Expression patterns of DEGs involved in sugar and acid metabolic pathway. E2.4.1.14, sucrose-phosphate synthase; SPP, sucrose-6-phosphatase; ScrA, sucrose PTS system EIIBCA or EIIBC component; INV, beta-fructofuranosidase; SORD, L-iditol 2-dehydrogenase; ScrK, fructokinase; HK, hexokinase; GPI, glucose-6-phosphate isomerase; GCK, glucokinase; G6PC, glucose-6-phosphatase; SUS, sucrose synthase; UGP2, UTP-glucose-1-phosphate uridylyltransferase; ENPP1_3, ectonucleotide pyrophosphatase family member 1/3; glgC, glucose-1-phosphate adenylyltransferase; NUDX14, ADP-sugar diphosphatase; glgA, starch synthase; WAXY, granule-bound starch synthase; GBE1, 1,4-alpha-glucan branching enzyme; AMY, alpha-amylase; amyM, maltogenic alpha-amylase; MGAM, maltase−glucoamylase; SI, sucrase-isomaltase; E3.2.1.2, beta-amylase; pgm, phosphoglucomutase; PFK9, 6-phosphofructokinase; pfkC, ADP-dependent phosphofructokinase/glucokinase; ALDO, fructose-bisphosphate aldolase, class I; GADPH, glyceraldehyde 3-phosphate dehydrogenase; gap2, glyceraldehyde-3-phosphate dehydrogenase (NAD(P)+) (phosphorylating); PGK, phosphoglycerate kinase; PGAM, 2,3-bisphosphoglycerate-dependent phosphoglycerate mutase; ENO, enolase; gpmI, 2,3-bisphosphoglycerate-independent phosphoglycerate mutase; PK, pyruvate kinase; PC, pyruvate carboxylase; ACLY, ATP citrate (pro−S)-lyase; CS, citrate synthase; MDH1, malate dehydrogenase.

Figure 5

Identification of hub genes in co-expression network. (A) Hierarchical clustering tree (cluster dendrogram) illustrating 13 modules of co-expressed genes pursuant to WGCNA. The same color indicates that the corresponding gene on the clustering tree belongs to the same module. (B) heatmap of module−sugar and acid relationships.
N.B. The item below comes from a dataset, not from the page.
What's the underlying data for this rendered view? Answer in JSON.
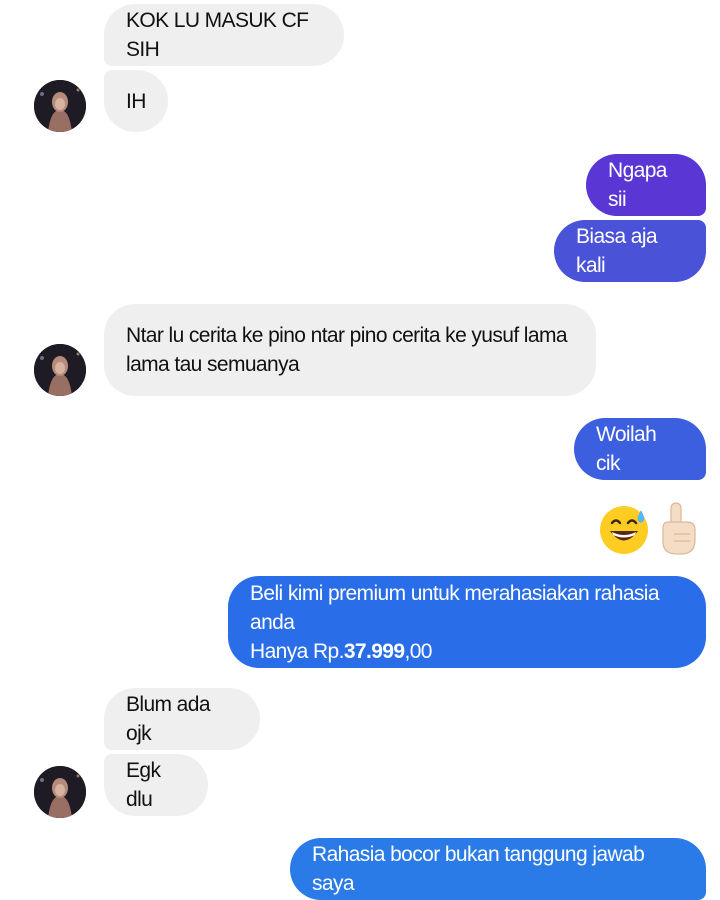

Each row represents a module indicated by different colors. The color key from blue to red represents correlation values from −1 to 1. (C) MEbrown module gene expression patterns. (D) The co-expression network contained 52 co-expression genes for the MEbrown module.

Figure 6

Interaction networks of differential expression of sugar accumulation genes with lncRNAs and miRNAs. Yellow, blue, and red circles indicate mRNA, lncRNA, and miRNA, respectively.

Figure 7

Expression levels of 9 candidate DEGs validated via qRT−PCR. Columns and lines indicate RNA−seq and qRT−PCR of the candidate DEGs, respectively. Pearson correlation coefficients were calculated between qRT−PCR and RNA−Seq data of candidate DEGs. UBQ was used as the internal control. Error bars indicate SD.